A menudo, mi madre dice: “Todas las mujeres están locas”. Y, después de hablar con Chica-Cervecilla, no pude evitar que me viniese esta frase a la cabeza.

Era noche de partido. Estaba bebiéndome una pinta en el pub mientras lo veía. Nadie hubiese adivinado lo que estaba a punto de pasar en el estadio. Nadie, salvo Chica-Cervecilla. Acodada en la barra, frente a una colección de botellas vacías, bebía como una profesional, como si lo hiciese por deporte. Me pareció atractiva, así que me acerqué.

—Vaya pedo vas a pillar.

—Qué va —contestó, negando con la cabeza—, yo no me emborracho.

—¿Y eso?

—Pues porque cuando era pequeña me caí en una marmita llena de cerveza y tuve que bebérmela toda para sobrevivir. Desde entonces, no me hace efecto.

—¿Y por qué bebes?

—Porque desde ese día, cuando bebo… recibo otras… digamos… cualidades.

—Ya, claro—reí—. La cerveza te da poderes.

—Pues sí. Y, como puedes ver —dijo ella, señalando el muestrario de tercios secos—, va a pasar algo grande.

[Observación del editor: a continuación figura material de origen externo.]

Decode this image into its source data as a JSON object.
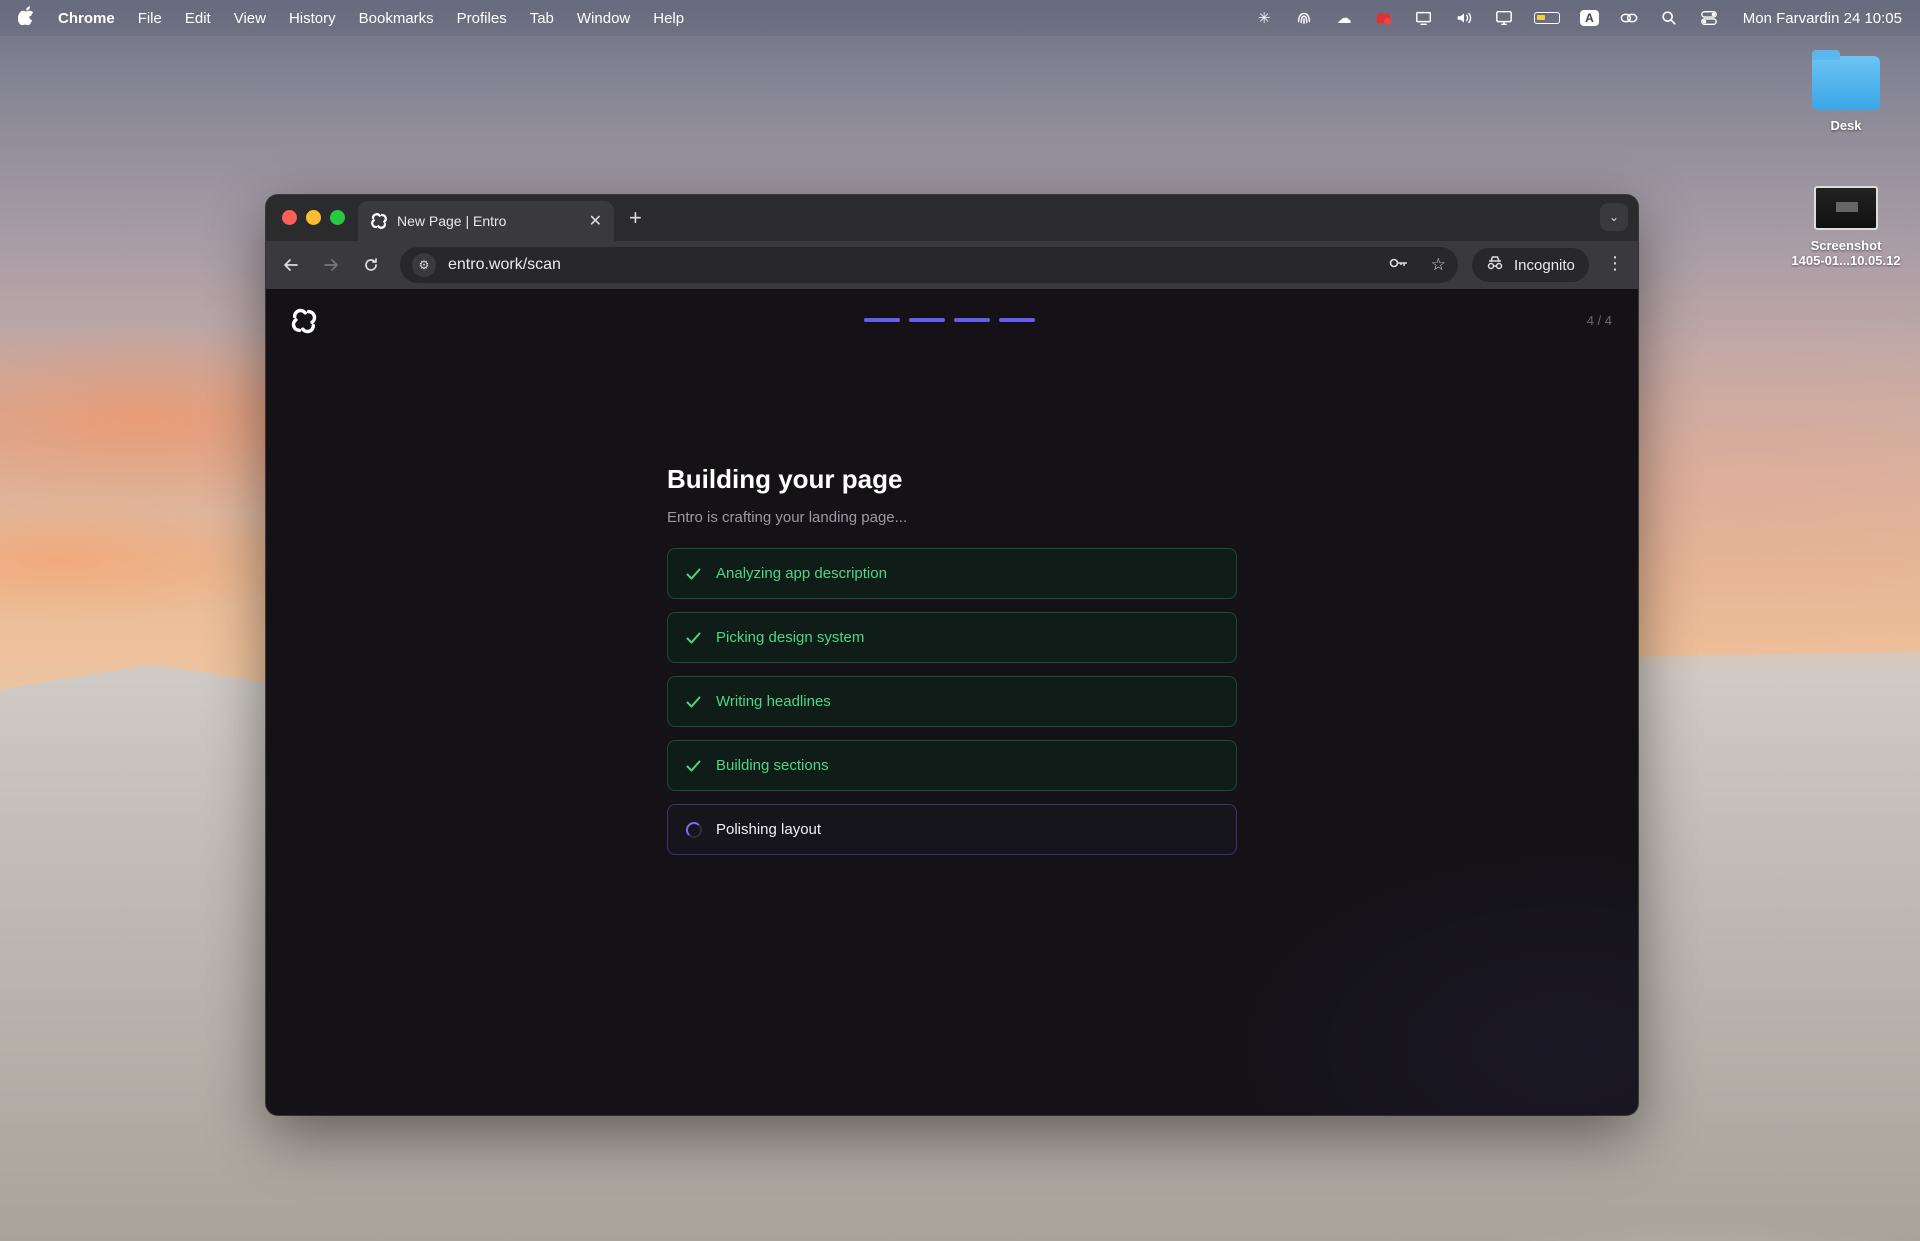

De repente, como si alguien la hubiese llamado, salió volando del pub. La seguí. Se metió en un taxi. Mientras se alejaba, a través de la luneta trasera, vi cómo se desvestía. Me pregunté cómo sería el súper-traje que llevaba bajo su atuendo de calle.

Volví dentro y pedí otra pinta. Mientras bebía, estuve dándole vueltas a la frase de mi madre.

“Todas las mujeres están locas”.

Entonces, miré al partido. No podía creer lo que veían mis ojos. Chica-Cervecilla estaba atravesando el campo. Solo llevaba un mantel de pic-nic que usaba a modo de capa. Intentaron cogerla, pero se escurría como un bacalao. La agarraron de la capa, y se zafó, quedándose desnuda. Al final sí que tenía poderes. Hicieron falta tres dardos tranquilizantes para abatirla.